| Planteado así el tema, también cabe preguntarse: ¿A qué lugar queda relegado el crecimiento? ¿Cuál es la razón de ser de los humanos si, llevado a un extremo, su existencia se reduce a un mero desear? Si incluso para sobrevivir se debe actuar en procura de alimentos, techo y abrigo, que no llegan con sólo frotar la lámpara de Aladino.
“Yo soy yo y mi circunstancia y si no la salvo a ella no me salvo yo” planteaba el filósofo español José Ortega y Gasset (“Meditaciones del Quijote”). Siguiendo su razonamiento sería pertinente ahondar luego en la pregunta: ¿Y cómo la salvo? Con fe, claro está, para quienes creen. Pero, además, actuando y aprendiendo para no tropezar siempre con las mismas piedras. Mucho mejor aún si se aprende a no caer con cualquier clase de piedras. Y tal vez incluso reconocerlas, por qué no valorarlas, moldearlas y convertirlas en herramientas o utensilios. En otras palabras, siguiendo el razonamiento del pensador, la vida puede llegar a ser heroica.
“Existen hombres decididos a no contentarse con la realidad. Aspiran los tales que las cosas lleven un curso distinto: se niegan a repetir los gestos que la costumbre, la tradición, y en resumen, los instintos biológicos les fuerzan a hacer. Estos hombres llamamos héroes…Su vida es una perpetua resistencia a lo habitual y consueto. Cada movimiento que hace ha necesitado primero vencer a la costumbre e inventar una nueva manera de gesto” (“Meditaciones del Quijote”). Y no solamente gestos, se podría agregar, también planificaciones, estrategias y alternativas ante los eventuales escollos.

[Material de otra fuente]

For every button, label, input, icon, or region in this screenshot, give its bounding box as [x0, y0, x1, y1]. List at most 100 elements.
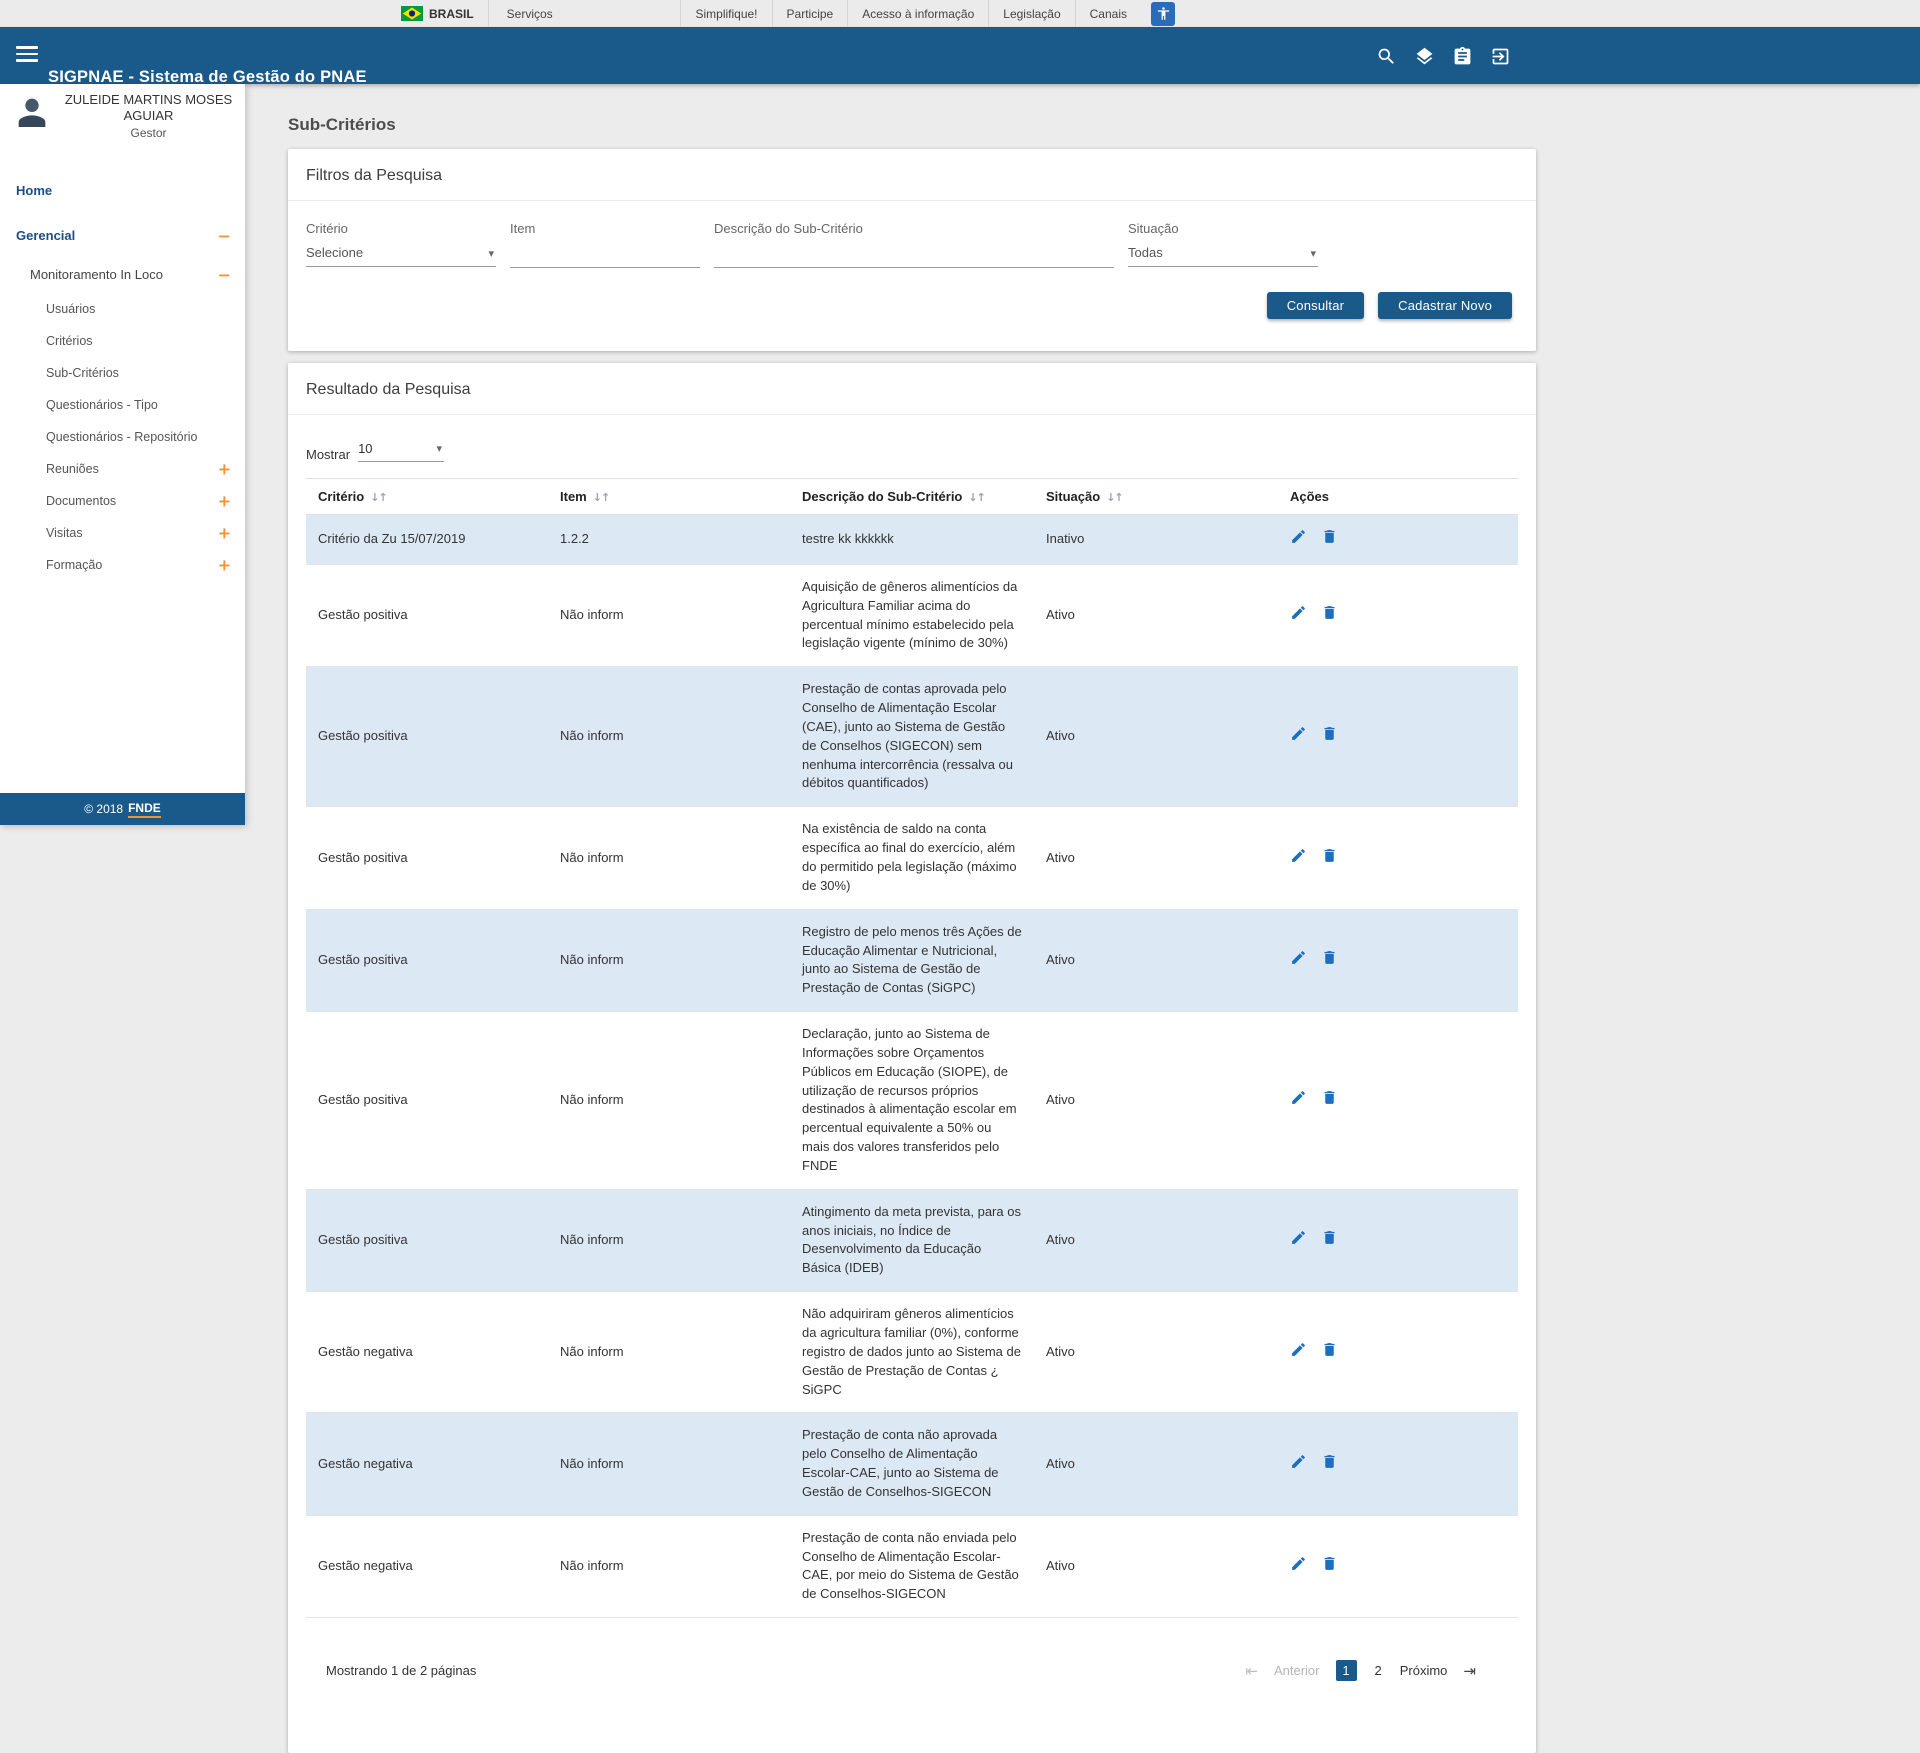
- collapse-icon[interactable]: −: [218, 265, 231, 284]
- edit-button[interactable]: [1290, 604, 1307, 627]
- sort-icon[interactable]: ↓↑: [370, 491, 387, 504]
- column-header-item[interactable]: Item ↓↑: [548, 478, 790, 515]
- cell-criterio: Critério da Zu 15/07/2019: [306, 514, 548, 565]
- cell-situacao: Ativo: [1034, 1412, 1278, 1516]
- edit-pencil-icon: [1292, 1342, 1305, 1356]
- sidebar-item-reunioes[interactable]: Reuniões +: [0, 453, 245, 485]
- criterio-select[interactable]: Selecione ▾: [306, 241, 496, 267]
- cell-acoes: [1278, 1291, 1518, 1414]
- column-header-situacao[interactable]: Situação ↓↑: [1034, 478, 1278, 515]
- cadastrar-novo-button[interactable]: Cadastrar Novo: [1378, 292, 1512, 319]
- expand-icon[interactable]: +: [218, 556, 231, 575]
- edit-button[interactable]: [1290, 949, 1307, 972]
- cell-item: Não inform: [548, 1011, 790, 1190]
- sort-icon[interactable]: ↓↑: [593, 491, 610, 504]
- govbar-link-participe[interactable]: Participe: [771, 0, 848, 27]
- edit-pencil-icon: [1292, 1231, 1305, 1244]
- delete-button[interactable]: [1321, 528, 1338, 551]
- sidebar-item-questionarios-tipo[interactable]: Questionários - Tipo: [0, 389, 245, 421]
- page-size-select[interactable]: 10 ▾: [358, 439, 445, 462]
- chevron-down-icon: ▾: [436, 442, 443, 455]
- accessibility-button[interactable]: [1151, 1, 1175, 26]
- column-label: Situação: [1046, 489, 1101, 504]
- next-page-button[interactable]: Próximo: [1400, 1663, 1448, 1678]
- expand-icon[interactable]: +: [218, 524, 231, 543]
- sidebar-item-monitoramento-in-loco[interactable]: Monitoramento In Loco −: [0, 256, 245, 293]
- item-label: Item: [510, 221, 536, 236]
- main-content: Sub-Critérios Filtros da Pesquisa Critér…: [288, 84, 1536, 1753]
- sidebar-item-formacao[interactable]: Formação +: [0, 549, 245, 581]
- govbar-link-legislacao[interactable]: Legislação: [988, 0, 1074, 27]
- delete-button[interactable]: [1321, 1089, 1338, 1112]
- last-page-icon[interactable]: ⇥: [1463, 1662, 1476, 1680]
- descricao-input[interactable]: [714, 241, 1114, 268]
- collapse-icon[interactable]: −: [218, 226, 231, 245]
- table-row: Gestão positiva Não inform Atingimento da …: [306, 1189, 1518, 1293]
- results-card-title: Resultado da Pesquisa: [288, 363, 1536, 415]
- logout-button[interactable]: [1488, 44, 1512, 68]
- sidebar-item-usuarios[interactable]: Usuários: [0, 293, 245, 325]
- sidebar-item-gerencial[interactable]: Gerencial −: [0, 217, 245, 254]
- edit-button[interactable]: [1290, 1089, 1307, 1112]
- cell-criterio: Gestão positiva: [306, 1189, 548, 1293]
- column-header-descricao-do-sub-criterio[interactable]: Descrição do Sub-Critério ↓↑: [790, 478, 1034, 515]
- assignment-button[interactable]: [1450, 44, 1474, 68]
- sidebar-item-label: Documentos: [46, 494, 117, 509]
- delete-button[interactable]: [1321, 604, 1338, 627]
- trash-icon: [1324, 606, 1335, 619]
- column-label: Item: [560, 489, 587, 504]
- cell-item: Não inform: [548, 666, 790, 808]
- sidebar-subitems: Usuários Critérios Sub-Critérios Questionár…: [0, 293, 245, 581]
- table-row: Critério da Zu 15/07/2019 1.2.2 testre kk …: [306, 514, 1518, 565]
- table-row: Gestão negativa Não inform Prestação de co…: [306, 1515, 1518, 1619]
- cell-situacao: Ativo: [1034, 909, 1278, 1013]
- layers-icon: [1416, 47, 1432, 64]
- edit-button[interactable]: [1290, 1453, 1307, 1476]
- situacao-select[interactable]: Todas ▾: [1128, 241, 1318, 267]
- item-input[interactable]: [510, 241, 700, 268]
- sidebar-item-questionarios-repositorio[interactable]: Questionários - Repositório: [0, 421, 245, 453]
- consultar-button[interactable]: Consultar: [1266, 292, 1365, 319]
- edit-button[interactable]: [1290, 1555, 1307, 1578]
- delete-button[interactable]: [1321, 1453, 1338, 1476]
- sort-icon[interactable]: ↓↑: [968, 491, 985, 504]
- govbar-link-simplifique[interactable]: Simplifique!: [680, 0, 771, 27]
- edit-button[interactable]: [1290, 528, 1307, 551]
- sidebar-item-documentos[interactable]: Documentos +: [0, 485, 245, 517]
- sidebar-item-label: Home: [16, 183, 53, 199]
- edit-button[interactable]: [1290, 725, 1307, 748]
- edit-button[interactable]: [1290, 1341, 1307, 1364]
- sidebar-item-home[interactable]: Home: [0, 172, 245, 209]
- delete-button[interactable]: [1321, 725, 1338, 748]
- page-2-button[interactable]: 2: [1373, 1663, 1384, 1678]
- cell-situacao: Ativo: [1034, 1515, 1278, 1619]
- search-button[interactable]: [1374, 44, 1398, 68]
- delete-button[interactable]: [1321, 1555, 1338, 1578]
- delete-button[interactable]: [1321, 949, 1338, 972]
- cell-criterio: Gestão positiva: [306, 806, 548, 910]
- cell-situacao: Ativo: [1034, 1189, 1278, 1293]
- edit-button[interactable]: [1290, 847, 1307, 870]
- sidebar-item-sub-criterios[interactable]: Sub-Critérios: [0, 357, 245, 389]
- fnde-link[interactable]: FNDE: [128, 801, 161, 818]
- delete-button[interactable]: [1321, 1229, 1338, 1252]
- menu-toggle-button[interactable]: [16, 46, 38, 62]
- expand-icon[interactable]: +: [218, 492, 231, 511]
- column-header-criterio[interactable]: Critério ↓↑: [306, 478, 548, 515]
- delete-button[interactable]: [1321, 1341, 1338, 1364]
- sidebar-item-criterios[interactable]: Critérios: [0, 325, 245, 357]
- expand-icon[interactable]: +: [218, 460, 231, 479]
- page-1-button[interactable]: 1: [1335, 1660, 1357, 1682]
- govbar-link-canais[interactable]: Canais: [1074, 0, 1141, 27]
- sidebar-item-visitas[interactable]: Visitas +: [0, 517, 245, 549]
- govbar-servicos-link[interactable]: Serviços: [487, 0, 571, 27]
- table-row: Gestão negativa Não inform Não adquiriram …: [306, 1291, 1518, 1414]
- copyright-text: © 2018: [84, 802, 124, 816]
- govbar-link-acesso-a-informacao[interactable]: Acesso à informação: [847, 0, 988, 27]
- sort-icon[interactable]: ↓↑: [1106, 491, 1123, 504]
- delete-button[interactable]: [1321, 847, 1338, 870]
- layers-button[interactable]: [1412, 44, 1436, 68]
- edit-button[interactable]: [1290, 1229, 1307, 1252]
- sidebar-item-label: Questionários - Repositório: [46, 430, 198, 445]
- filters-card-title: Filtros da Pesquisa: [288, 149, 1536, 201]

Tal vez peque, eso sí, el filósofo en plantear que ésta puede ser una actitud de “perenne dolor”. Eso sería más bien una creencia limitante. Acaso baste con dar un solo paso. Lo importante es saber cuál, en qué dirección, cómo darlo, cuándo y asegurarse respecto a qué terreno se puede pisar. Eso lo determina cada persona con sus pensamientos, pero principalmente con sus actos heroicos.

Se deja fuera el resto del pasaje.